Et niveau vie de quartier, Jean et ses voisins de quai n’ont rien à envier à la terre ferme. Selon Jean, leur besoin d’autonomie revendiqué n’empêche pas à ce microcosme un peu « en marge » d’avoir créé un « petit village » :

« Ici tout le monde se connaît, on surveille les bateaux des copains et inversement. Les ragots vont bon train, mais globalement tout le monde respecte l’intimité des autres. On boit des bières ensemble, on fait des soirées tartes flambées au printemps… C’est comme la fête du village quoi ! »

Pour Lisa, la fille de Jean, il a fallu intégrer quelques règles bien spécifiques : ne pas courir sur le pont, toujours être accompagnée quand elle quitte la péniche… et apprendre à nager très tôt.  (Photo EB – Rue89 Strasbourg)

Un village flottant donc, qui vit au grès des arrivées, et des départs.

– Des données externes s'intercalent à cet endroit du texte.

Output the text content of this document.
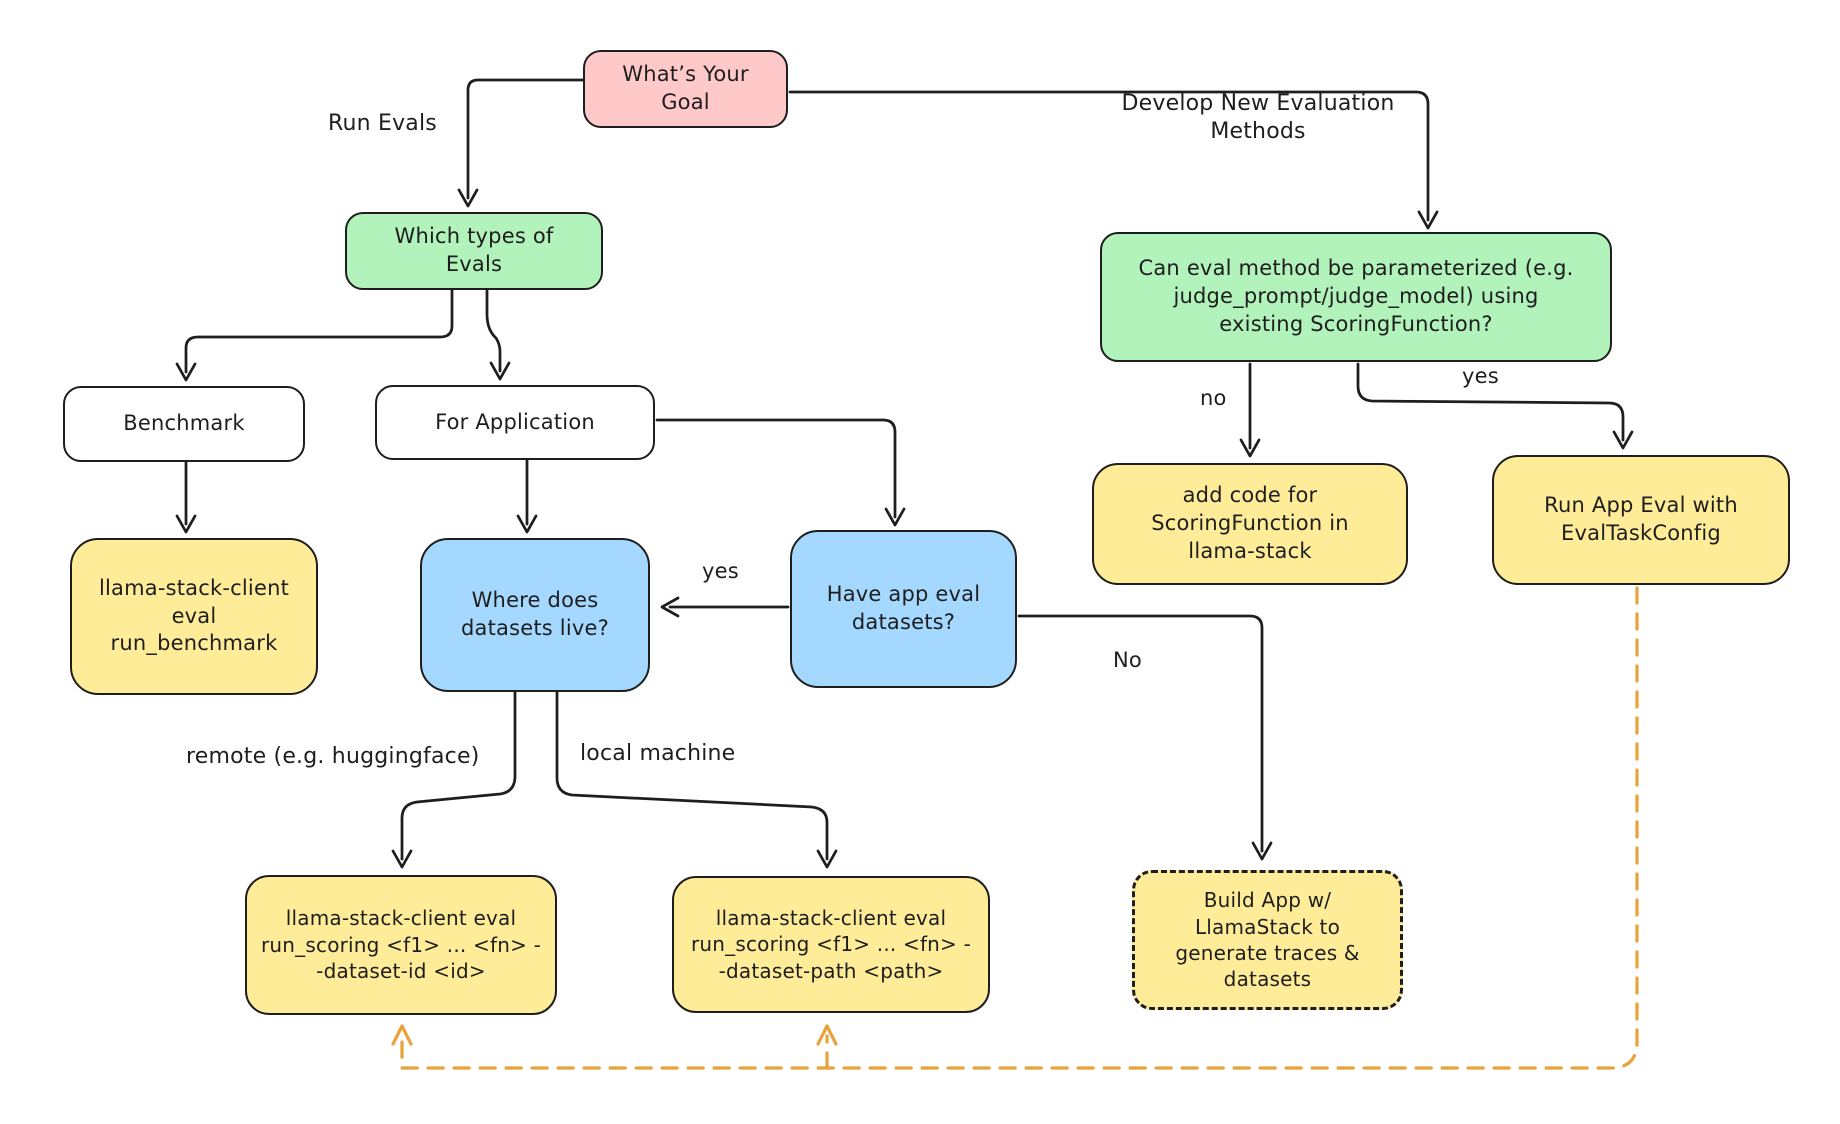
What’s Your Goal
Which types of Evals	Can eval method be parameterized (e.g. judge_prompt/judge_model) using existing ScoringFunction?
Benchmark	For Application
llama-stack-client eval run_benchmark
Where does datasets live?
Have app eval datasets?
add code for ScoringFunction in llama-stack
Run App Eval with EvalTaskConfig
llama-stack-client eval run_scoring <f1> ... <fn> --dataset-id <id>
llama-stack-client eval run_scoring <f1> ... <fn> --dataset-path <path>
Build App w/ LlamaStack to generate traces & datasets
Run Evals
Develop New Evaluation Methods
yes
no
yes
No
remote (e.g. huggingface)	local machine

Mais qui a su profiter d’une meilleure image au fur et à mesure, selon Jean :

« Pendant longtemps, les mariniers étaient considérés un peu comme des manouches, des gitans, et avaient mauvaise réputation. Aujourd’hui les gens qui vivent sur des bateaux viennent d’un peu partout, font tous les métiers. Ici à Strasbourg on a de tout : un plombier, des retraités, une agente d’entretien, une maître de conférence, un architecte… »

La porte de sa péniche refermée, le calme retombe sur le port : avec les beaux jours, Sylvain, Jean et les autres seront rejoints par ceux qui ne restent sur leur bateau que quelques semaines par an. Le port accueillera deux fois plus de bateliers, sans compter ceux qui louent un bateau à la journée.

En attendant, l’eau du bassin de la Citadelle continue de refléter les lumières au loin du Vaisseau… et des petites fenêtres de ces habitats posés sur l’eau.